Ayat tersebut mengandung makna supaya menyembah Tuhan yang asma-Nya Allah dengan kesungguhan berjihâdun-nafs supaya dapat lulus dalam mengikuti watak dan jejak para Malaikatul Muqarrabin, rela sepenuh qalbu bersujud (memperlakukan diri bagai mayat yang patuh dan taat di hadapan yang berhak dan sah mensucikannya) hingga akan ditarik keutamaan dan rahmat-Nya dapat merasakan seyakinnya kehadIran yang disembah itu.

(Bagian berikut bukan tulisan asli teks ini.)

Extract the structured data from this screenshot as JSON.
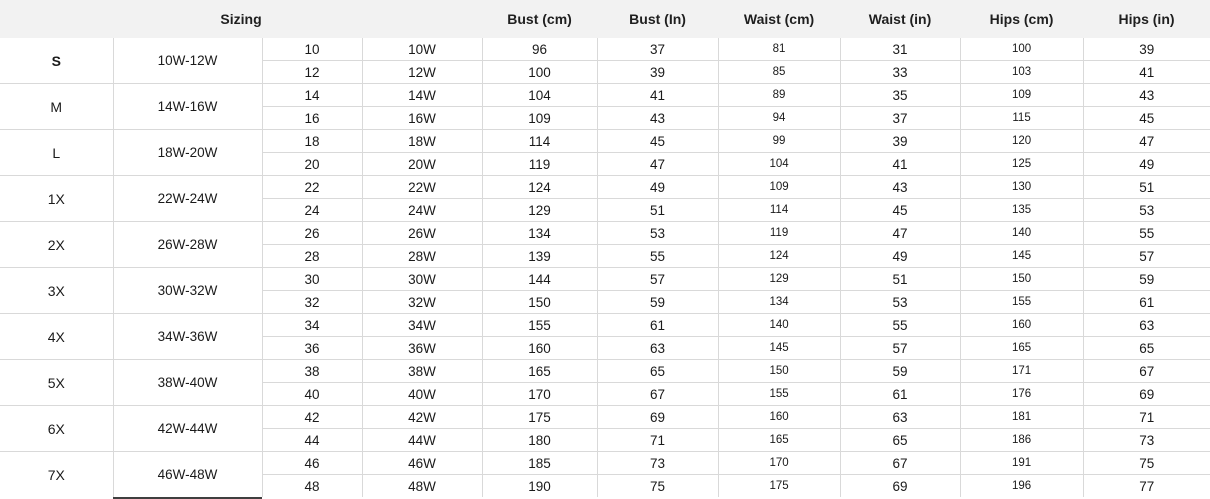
{
  "colors": {
    "header_bg": "#f2f2f2",
    "gridline": "#d9d9d9"
  },
  "table": {
    "header": {
      "sizing": "Sizing",
      "columns": [
        "Bust (cm)",
        "Bust (In)",
        "Waist (cm)",
        "Waist (in)",
        "Hips (cm)",
        "Hips (in)"
      ]
    },
    "column_keys": [
      "size-num",
      "size-w",
      "bust-cm",
      "bust-in",
      "waist-cm",
      "waist-in",
      "hips-cm",
      "hips-in"
    ],
    "groups": [
      {
        "label": "S",
        "range": "10W-12W",
        "rows": [
          [
            "10",
            "10W",
            "96",
            "37",
            "81",
            "31",
            "100",
            "39"
          ],
          [
            "12",
            "12W",
            "100",
            "39",
            "85",
            "33",
            "103",
            "41"
          ]
        ]
      },
      {
        "label": "M",
        "range": "14W-16W",
        "rows": [
          [
            "14",
            "14W",
            "104",
            "41",
            "89",
            "35",
            "109",
            "43"
          ],
          [
            "16",
            "16W",
            "109",
            "43",
            "94",
            "37",
            "115",
            "45"
          ]
        ]
      },
      {
        "label": "L",
        "range": "18W-20W",
        "rows": [
          [
            "18",
            "18W",
            "114",
            "45",
            "99",
            "39",
            "120",
            "47"
          ],
          [
            "20",
            "20W",
            "119",
            "47",
            "104",
            "41",
            "125",
            "49"
          ]
        ]
      },
      {
        "label": "1X",
        "range": "22W-24W",
        "rows": [
          [
            "22",
            "22W",
            "124",
            "49",
            "109",
            "43",
            "130",
            "51"
          ],
          [
            "24",
            "24W",
            "129",
            "51",
            "114",
            "45",
            "135",
            "53"
          ]
        ]
      },
      {
        "label": "2X",
        "range": "26W-28W",
        "rows": [
          [
            "26",
            "26W",
            "134",
            "53",
            "119",
            "47",
            "140",
            "55"
          ],
          [
            "28",
            "28W",
            "139",
            "55",
            "124",
            "49",
            "145",
            "57"
          ]
        ]
      },
      {
        "label": "3X",
        "range": "30W-32W",
        "rows": [
          [
            "30",
            "30W",
            "144",
            "57",
            "129",
            "51",
            "150",
            "59"
          ],
          [
            "32",
            "32W",
            "150",
            "59",
            "134",
            "53",
            "155",
            "61"
          ]
        ]
      },
      {
        "label": "4X",
        "range": "34W-36W",
        "rows": [
          [
            "34",
            "34W",
            "155",
            "61",
            "140",
            "55",
            "160",
            "63"
          ],
          [
            "36",
            "36W",
            "160",
            "63",
            "145",
            "57",
            "165",
            "65"
          ]
        ]
      },
      {
        "label": "5X",
        "range": "38W-40W",
        "rows": [
          [
            "38",
            "38W",
            "165",
            "65",
            "150",
            "59",
            "171",
            "67"
          ],
          [
            "40",
            "40W",
            "170",
            "67",
            "155",
            "61",
            "176",
            "69"
          ]
        ]
      },
      {
        "label": "6X",
        "range": "42W-44W",
        "rows": [
          [
            "42",
            "42W",
            "175",
            "69",
            "160",
            "63",
            "181",
            "71"
          ],
          [
            "44",
            "44W",
            "180",
            "71",
            "165",
            "65",
            "186",
            "73"
          ]
        ]
      },
      {
        "label": "7X",
        "range": "46W-48W",
        "rows": [
          [
            "46",
            "46W",
            "185",
            "73",
            "170",
            "67",
            "191",
            "75"
          ],
          [
            "48",
            "48W",
            "190",
            "75",
            "175",
            "69",
            "196",
            "77"
          ]
        ]
      }
    ]
  }
}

Ketika menjelajahi jagat (menjalani kehidupan dunia sebatas umur masing-masing sebagai ujian dan cobaan ini) supaya dapat lurus harus berani menahan nafas, karena menahan nafas merupakan lambang sesuatu yang amat sangat penting. Agar dapat menjadi hamba-Nya, karena dapat dimengertikan bagaimana cara mengadili diri sendiri supaya hidupnya tidak ditipu daya, apalagi hingga sampai diperintah dan dijajah oleh hawa nafsu. Lalu menjadi hamba yang hurriyah tammah (merdeka secara sempurna). Menjadi hamba yang jiwanya merdeka sejati. Menjadi hamba cahaya-Nya Ilahi di muka bumi. Dijadikan oleh-Nya dapat mengaktualisasikan fitrahnya jati diri. Karena itulah ketika melakukan zikir itsbat (Illallah), dagu dipukulkan ke arah sanubari supaya markas besarnya nafsu lawwamah ini tidak berfungsi (dapat dikendalikan).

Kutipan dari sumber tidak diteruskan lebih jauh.